Let me confess something...I'm environmentally irresponsible. I run the water too much and burn too much gasoline. Today I washed oil-based paint off into the leaves and plants behind the house I was working at. Very bad. (I live in Asheville, NC, if that means anything to you)
The neighbor saw it.
The neighbor was very mad. VERY mad. His main protest was the protection of the birds and squirrels, the desecration of nature, which he was able to enjoy from his back porch. Over my protests, he lambasted me with every profanity and degrading name in the book.
Seriously, I don't think I have ever been the brunt of such a torrent of rage in my life. He actually came down off his porch and walked towards me and, shouting, threatened to beat me up. I'm not even joking. Then he called me a stupid m*****f*****.
Through it all, I managed to keep the snide comment count to 1. I didn't really know how to answer him in the moment, so when it had passed, all the possible responses came to mind(as they often do). Here are the ones I came up with:
1. Calm, my son. The wrath of man doth not accomplish the righteousness of God.
2. If I don't wash my brush off outside, I'll be washing it off inside(at your request) and the chemicals will be going down the drain, into the sewer, and then into the ground. It will do no less environmental ill there than it will in the pile of leaves out back. So the reason for your indignation is really just a self-centered desire to preserve your backdoor view. Not some vaunted concern for the environment. You hypocrite.
3. You daily throw away trash that goes to landfills that destroy the landscape on a much larger scale then my brush-washing. You also take part in an economy which is arguably a major cause in the daily starving deaths of 16,000 children, and worldwide, massive scale unfairness and social injustice. And you're going to lecture me about "birds and squirrels?"
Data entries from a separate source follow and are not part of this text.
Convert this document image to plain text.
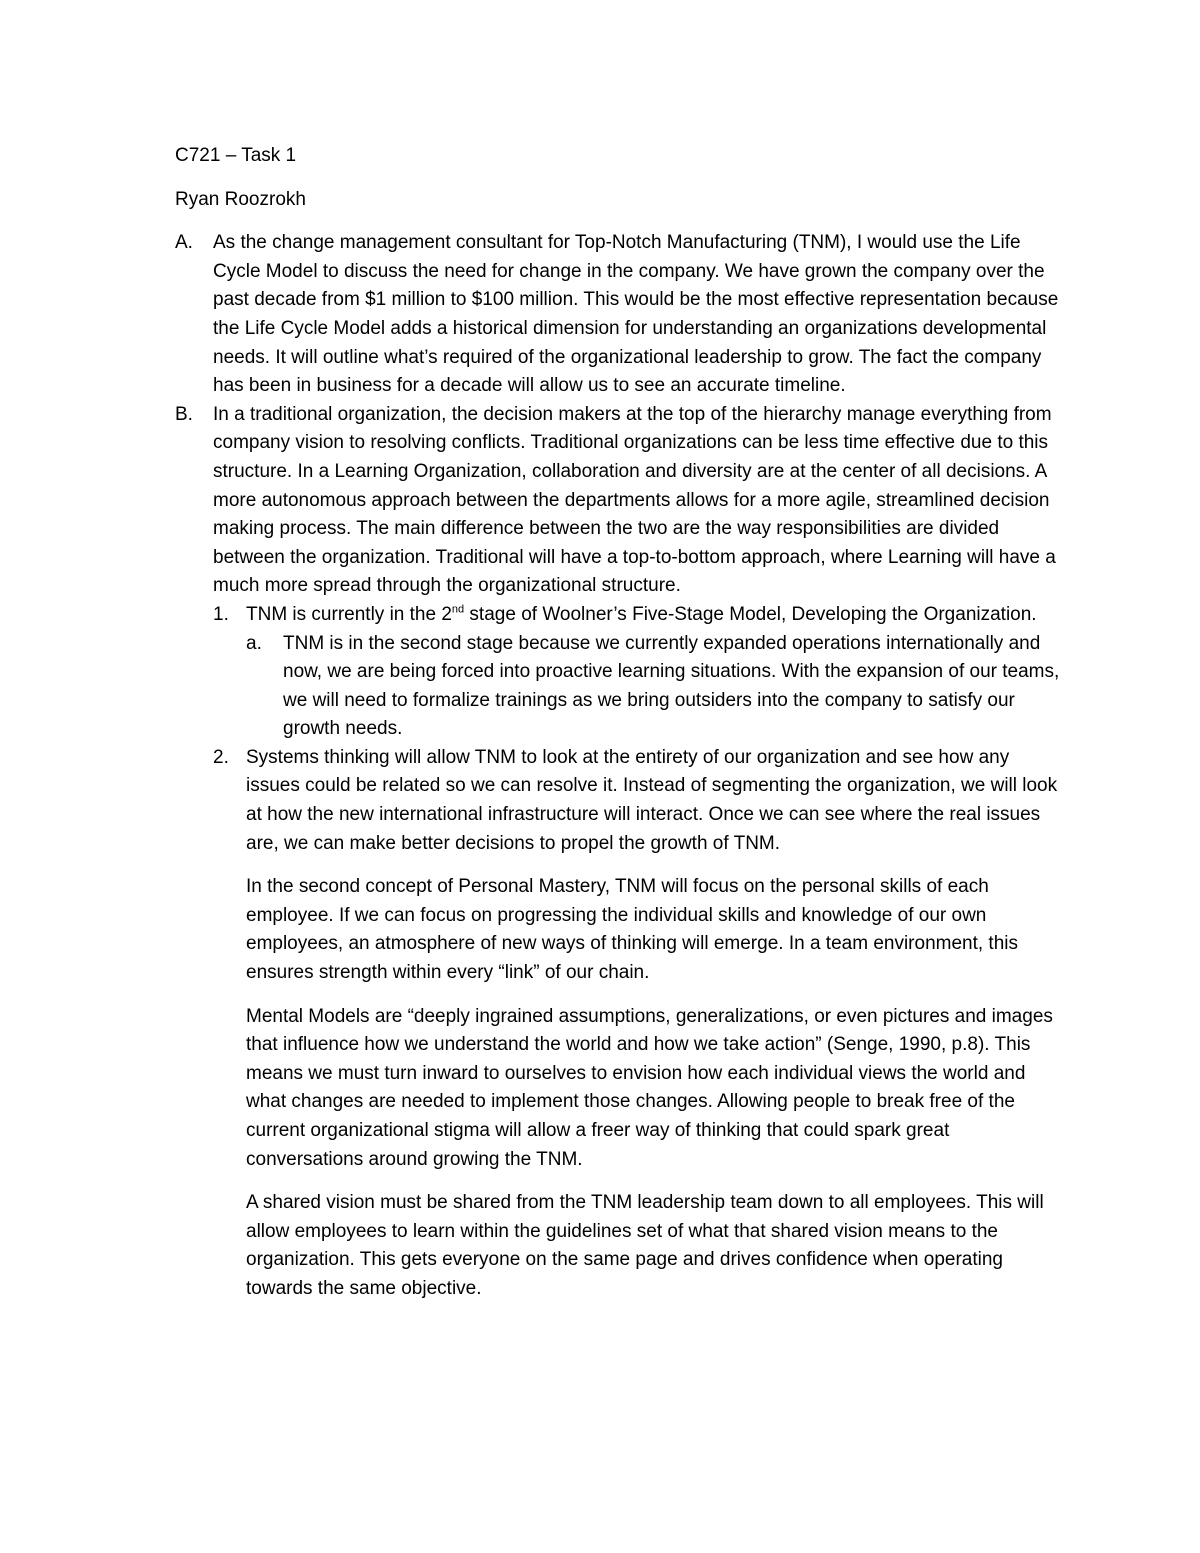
C721 – Task 1
Ryan Roozrokh
A. As the change management consultant for Top-Notch Manufacturing (TNM), I would use the Life Cycle Model to discuss the need for change in the company. We have grown the company over the past decade from $1 million to $100 million. This would be the most effective representation because the Life Cycle Model adds a historical dimension for understanding an organizations developmental needs. It will outline what’s required of the organizational leadership to grow. The fact the company has been in business for a decade will allow us to see an accurate timeline.

B. In a traditional organization, the decision makers at the top of the hierarchy manage everything from company vision to resolving conflicts. Traditional organizations can be less time effective due to this structure. In a Learning Organization, collaboration and diversity are at the center of all decisions. A more autonomous approach between the departments allows for a more agile, streamlined decision making process. The main difference between the two are the way responsibilities are divided between the organization. Traditional will have a top-to-bottom approach, where Learning will have a much more spread through the organizational structure.

1. TNM is currently in the 2nd stage of Woolner’s Five-Stage Model, Developing the Organization.

a. TNM is in the second stage because we currently expanded operations internationally and now, we are being forced into proactive learning situations. With the expansion of our teams, we will need to formalize trainings as we bring outsiders into the company to satisfy our growth needs.

2. Systems thinking will allow TNM to look at the entirety of our organization and see how any issues could be related so we can resolve it. Instead of segmenting the organization, we will look at how the new international infrastructure will interact. Once we can see where the real issues are, we can make better decisions to propel the growth of TNM.

In the second concept of Personal Mastery, TNM will focus on the personal skills of each employee. If we can focus on progressing the individual skills and knowledge of our own employees, an atmosphere of new ways of thinking will emerge. In a team environment, this ensures strength within every “link” of our chain.

Mental Models are “deeply ingrained assumptions, generalizations, or even pictures and images that influence how we understand the world and how we take action” (Senge, 1990, p.8). This means we must turn inward to ourselves to envision how each individual views the world and what changes are needed to implement those changes. Allowing people to break free of the current organizational stigma will allow a freer way of thinking that could spark great conversations around growing the TNM.

A shared vision must be shared from the TNM leadership team down to all employees. This will allow employees to learn within the guidelines set of what that shared vision means to the organization. This gets everyone on the same page and drives confidence when operating towards the same objective.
But the response that seemed most theologically accurate and Jesus-follower-like, after I went through these options was(And I doubt I would have said it even if I had thought of it in time),
4. You're right. And actually, you don't know the half of it. The kind of repugnant, despicable wrongdoing I engage in every day would probably chill your blood if you knew its implications in the scheme of God's justice and holiness. I not only neglect and abuse the environment, but far worse: I despise and abuse of the Maker of the environment. It's called sin, and I am guilty. Praise God that he crushed his Son so that I don't have to go to hell for it.
I plan on taking my dirty brushes home and washing them there from now on. Where there won't be so much weeping and gnashing of teeth.